When their father, Patrick, returned is not clear, though a “Welcome Home” event was planned for him in Ashburton on November 25, 1915. He died at Ashburton in 1925, aged 79. By then sons Tom and Jim were well established priests in the Diocese of Christchurch.

Fr Jim started his vocation as curate at the Cathedral of the Blessed Sacrament in February, 1911. He was then appointed Parish Priest at Ross, a parish extending to South Westland glaciers country. Michael Hanrahan cites this as “a lonely and difficult assignment for a young man not yet 30 years of age”. Fr Jim travelled mostly on horseback over “the most arduous and dangerous trip…. once a year….with many rivers to ford”.

Fr Jim’s next parishes were: Lincoln, Ahaura, Darfield, Papanui (15 years) and Addington (21 years). He was noted as a beautiful singer and also played piano. As a Monsignor, the Right Reverend Fr Hanrahan acted on behalf of Bishop Joyce when the latter was absent from the Diocese. He died in 1960, aged 73.

Fr Tom’s first appointment also was as curate at the cathedral, from January 1916. His first move was to Ahaura as Parish Priest. He then returned to Christchurch as the Cathedral Administrator, for five years. During this time he visited the Chatham Islands. There he called on all the Catholics, travelling on horseback through tough terrain in mid-winter.

While he was Cathedral Administrator he travelled to Australia, in 1923. Sailing home across the Tasman Sea, Fr Tom showed his initiative as a surgeon. A ship’s engineer, a Norwegian, had slipped on a ladder and fallen into the engine room. A newspaper clipping of the event is in the Diocesan Archives. To quote this article:

(The man) was “seriously gashed and the covering of one lung was exposed. There was no professional medical man aboard….those on board were at a loss to know exactly what to do. The man was in a serious condition….something had to be done.
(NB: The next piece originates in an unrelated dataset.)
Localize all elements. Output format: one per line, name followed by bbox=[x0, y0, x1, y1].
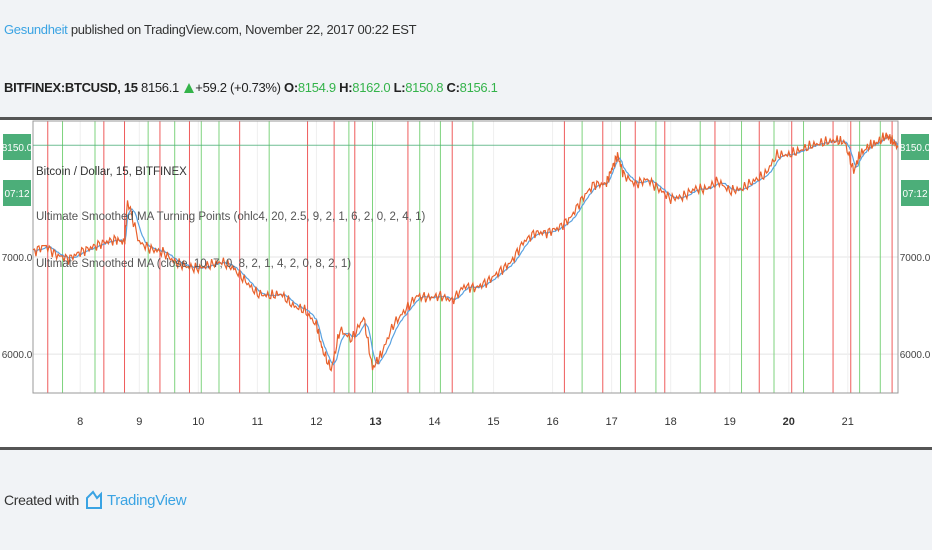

“Two passengers, at the captain’s request, stepped into the breach. One was Fr (Tom) Hanrahan of the Roman Catholic Cathedral, Christchurch, and the other Mr Somerset, a well known Canterbury sporting man.

“Mr Somerset was appointed anaesthetist and Fr Hanrahan took on the duties of Doctor. Putting the man ‘under’ was an operation attended to with the greatest care, so much so that the event took somewhere about half an hour. The wounds were patched up. It was found necessary to put in a number of stitches. The patient was then left to his own strong constitution….By the time the vessel reached Wellington, a day or two afterwards, he was fairly well on the road to recovery. He was then transferred to the hospital.

“It was mentioned by one of the attendants at the hospital, from which the man was discharged a couple of days ago, that the attention he received at the hands of the ‘doctors’ on the vessel undoubtedly saved him from what might have proved serious complications.”

An unknown source averred that a gin bottle snuggled inside the Norwegian’s shirt might have shattered as he crashed into some solid structure, causing his severe cuts. It is also said the chloroform was applied by being dripped through the top of a hat box crumpled into the shape of a funnel.

Such was the practical confidence of Fr Tom, ex-shearer, inveterate pipe smoker, keen angler. His final appointment was as Parish Priest of the new Riccarton Parish in 1924. He served there for 39 years, dying there in 1963 at the age of 78.

 

Michael Crean

With grateful acknowledgement to Michael Hanrahan.